I still remember our very first scouting trip out west in May. He took me to Surprise AZ, which is about as far west as you can go and still be in civilization. My opinion only. I'd say it's over an hour from our current house if not more. I was struggling with leaving behind my family and friends and with each passing mile and minute I felt saddened and numb. It didn't help that Chris wasn't sure how to get there so unknowingly he took the most abandoned road. There were miles and miles of nothing but dirt during a monsoon storm. It felt like something out of an old western movie. I looked at him at one point and said something like, "You've got to be kidding me!" Any resistance I had going west was only increasing.

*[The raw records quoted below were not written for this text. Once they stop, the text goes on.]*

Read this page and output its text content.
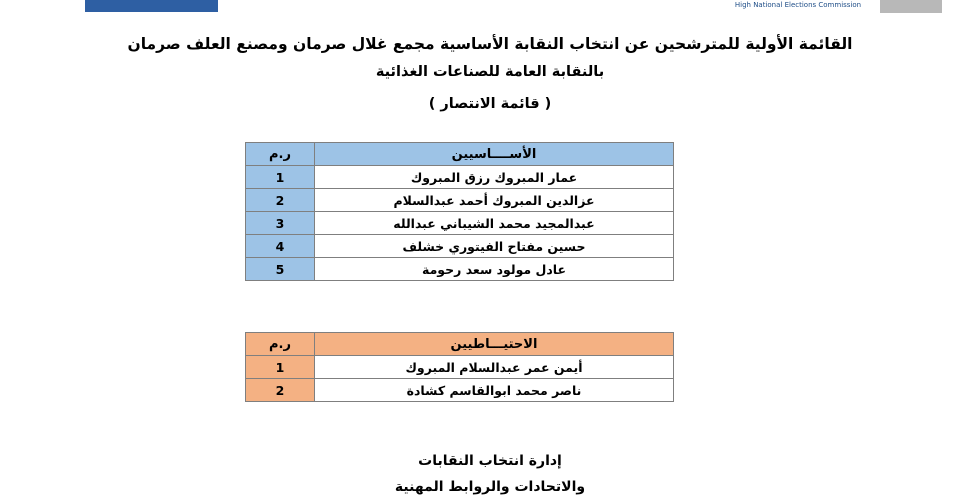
High National Elections Commission
القائمة الأولية للمترشحين عن انتخاب النقابة الأساسية مجمع غلال صرمان ومصنع العلف صرمان
بالنقابة العامة للصناعات الغذائية
( قائمة الانتصار )
الأســــاسيين	ر.م
عمار المبروك رزق المبروك	1
عزالدين المبروك أحمد عبدالسلام	2
عبدالمجيد محمد الشيباني عبدالله	3
حسين مفتاح الفيتوري خشلف	4
عادل مولود سعد رحومة	5
الاحتيـــاطيين	ر.م
أيمن عمر عبدالسلام المبروك	1
ناصر محمد ابوالقاسم كشادة	2
إدارة انتخاب النقابات
والاتحادات والروابط المهنية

After leaving Surprise, which once we GOT there I'll admit was really nice, we headed east towards the Cardinals Stadium. A place I immediately fell in love with AND it's apart of the West Valley. We sat down to order and the manager came up and asked us if this was our first time at her restaurant? We told her it was and we were considering moving out to the west valley, did she have any suggestions as to where to live? The gal, I suspect was in her early thirties, unmarried, begins to tell us all that she loves about the West Valley. Where the best places were, among other things. I had reasons to suspect she did not know the Lord. She gave us the best places to drink & party. While she was talking I felt the Lord asking me, "Would you go West so you can share the gospel with her?" "Would you leave your family and friends and preferences behind so someone like her could know my love through the cross?" That was a life changing moment. I literally had to wipe tears away while she was talking to us my heart was that moved. At that moment the west valley was no longer a place to me but rather
real people who are lost and need gospel centered, mission minded believers to come into their worlds and tell them about the Savior. Now that's not to say I haven't struggled since then but the "where" to go was settled in my mind. I have come to really enjoy our visits to Peoria. There is a lot to love.
So in repeating my husband's words from the Family Meeting, We are going West because:
1. There are lost people there who are going to hell and our heart beats for evangelism
2. There are believers who are choking on the pollution of legalism and condemnation and need to breathe the gospel of grace
3. The day of glory is fast approaching and God will reward those in Christ and condemn those who are not in Him
So although I may always be an East Valley girl deep down, the Lord has given me a heart for the West Valley and I know that in time it too will feel like home.